Tensor.gather triggers in place operation error when calling backward

Pytorch 1.2 on linux with cuda 10.0.

Got the tracing info by applying torch.autograd.set_detect_anomaly(True).

The error shows the

RuntimeError: one of the variables needed for gradient computation has been modified by an inplace operation: [torch.cuda.LongTensor [2, 1, 1024]] is at version 1; expected version 0 instead. Hint: the backtrace further above shows       the operation that failed to compute its gradient. The variable in question was changed in there or anywhere later. Good luck!

and it points to

states = hidden_states.gather(-2, positions)

Any ideas? Thanks.


For inplace errors, the anomaly mode points to the operation that saved the Tensor for later use. Not the one that modified it inplace.

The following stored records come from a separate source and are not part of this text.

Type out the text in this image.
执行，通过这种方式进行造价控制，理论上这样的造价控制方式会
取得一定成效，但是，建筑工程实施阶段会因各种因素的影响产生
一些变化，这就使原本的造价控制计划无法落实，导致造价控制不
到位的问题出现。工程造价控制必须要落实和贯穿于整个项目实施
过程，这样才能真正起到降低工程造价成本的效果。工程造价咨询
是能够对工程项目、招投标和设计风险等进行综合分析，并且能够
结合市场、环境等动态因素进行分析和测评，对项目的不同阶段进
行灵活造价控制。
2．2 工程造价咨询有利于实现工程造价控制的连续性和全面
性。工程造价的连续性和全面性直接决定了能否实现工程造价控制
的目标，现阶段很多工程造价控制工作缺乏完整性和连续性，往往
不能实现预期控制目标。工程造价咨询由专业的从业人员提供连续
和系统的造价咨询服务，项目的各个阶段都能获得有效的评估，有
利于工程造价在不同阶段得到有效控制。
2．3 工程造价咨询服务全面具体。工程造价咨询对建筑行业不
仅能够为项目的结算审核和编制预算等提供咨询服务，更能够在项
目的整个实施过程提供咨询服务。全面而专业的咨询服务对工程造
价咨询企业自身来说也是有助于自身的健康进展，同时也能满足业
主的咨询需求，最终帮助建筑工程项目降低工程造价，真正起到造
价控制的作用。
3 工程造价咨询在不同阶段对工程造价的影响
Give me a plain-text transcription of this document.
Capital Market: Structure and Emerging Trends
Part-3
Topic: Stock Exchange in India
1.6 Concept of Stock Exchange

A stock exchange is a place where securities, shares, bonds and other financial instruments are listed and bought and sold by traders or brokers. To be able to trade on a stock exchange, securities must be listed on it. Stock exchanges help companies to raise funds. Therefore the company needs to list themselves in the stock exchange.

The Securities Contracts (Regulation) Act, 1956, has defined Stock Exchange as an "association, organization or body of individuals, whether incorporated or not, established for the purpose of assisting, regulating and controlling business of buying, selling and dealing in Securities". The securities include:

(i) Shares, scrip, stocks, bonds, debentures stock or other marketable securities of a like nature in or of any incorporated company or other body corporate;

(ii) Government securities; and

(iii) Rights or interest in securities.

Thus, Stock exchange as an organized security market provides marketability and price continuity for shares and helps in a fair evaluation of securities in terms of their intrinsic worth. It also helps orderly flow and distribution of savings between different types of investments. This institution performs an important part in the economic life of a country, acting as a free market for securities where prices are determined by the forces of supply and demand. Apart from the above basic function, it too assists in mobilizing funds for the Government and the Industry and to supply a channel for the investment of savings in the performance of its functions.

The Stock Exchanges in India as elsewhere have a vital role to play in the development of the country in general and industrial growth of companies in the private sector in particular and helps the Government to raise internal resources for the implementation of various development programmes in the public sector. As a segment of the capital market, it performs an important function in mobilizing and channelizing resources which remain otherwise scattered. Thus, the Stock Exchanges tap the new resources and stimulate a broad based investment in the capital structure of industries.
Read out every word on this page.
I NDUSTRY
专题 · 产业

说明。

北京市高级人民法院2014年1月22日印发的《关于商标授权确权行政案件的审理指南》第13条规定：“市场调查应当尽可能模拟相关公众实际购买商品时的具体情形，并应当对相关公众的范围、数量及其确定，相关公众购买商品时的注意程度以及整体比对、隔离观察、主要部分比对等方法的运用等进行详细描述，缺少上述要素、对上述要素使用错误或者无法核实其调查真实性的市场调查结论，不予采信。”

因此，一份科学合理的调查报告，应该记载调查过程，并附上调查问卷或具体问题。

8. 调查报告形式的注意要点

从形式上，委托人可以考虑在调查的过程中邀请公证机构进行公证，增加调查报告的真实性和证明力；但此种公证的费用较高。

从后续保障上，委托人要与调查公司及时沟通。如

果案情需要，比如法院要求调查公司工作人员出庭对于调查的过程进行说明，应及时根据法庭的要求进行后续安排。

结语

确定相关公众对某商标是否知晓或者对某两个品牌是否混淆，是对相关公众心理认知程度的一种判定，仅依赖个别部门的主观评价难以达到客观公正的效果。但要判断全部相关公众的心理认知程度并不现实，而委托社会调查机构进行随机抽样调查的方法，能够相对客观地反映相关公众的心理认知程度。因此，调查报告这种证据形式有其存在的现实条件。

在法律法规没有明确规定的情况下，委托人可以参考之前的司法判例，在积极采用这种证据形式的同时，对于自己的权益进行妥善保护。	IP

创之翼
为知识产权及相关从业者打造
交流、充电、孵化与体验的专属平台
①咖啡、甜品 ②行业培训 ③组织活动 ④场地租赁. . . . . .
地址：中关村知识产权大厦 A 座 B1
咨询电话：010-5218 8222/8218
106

But given that it conplains that a LongTensor is faulty. I’m fairly confident in the fact that you change positions inplace later in your code :slight_smile: That would be causing the issue as gather() needs these positions to be able to compute its backward.

Thanks a lot for your reply Alban.

I checked the position variable, I only changed it in one place within the forward() func:

positions = positions.unsqueeze(-1).expand(-1, -1, fdim)

and the same error still exists. If I don’t use positions as an input argument, actually this error disappears.

Also, I’m wondering what’s version of a variable means. I got different version numbers if I change some of the operations on positions.

Thanks again.

Versions tracks how many times it has been changed inplace.
Inplace modifications are anything like positions[foo] = or positions.add_(foo) or positions += 2.
a simple fix you can use is replace your gather call to:

states = hidden_states.gather(-2, positions.clone())

The clone here will make sure that you don’t share memory between the version used by gather and the one used in the rest of your code. That way inplace operations in the rest of your code won’t be a problem for gather.

1 Like

Thanks Alban. I used clone() and it works now. Wondering if this will affect the backward behavior.

No, the gradients will flow through the clone op and will be computed properly :slight_smile:

1 Like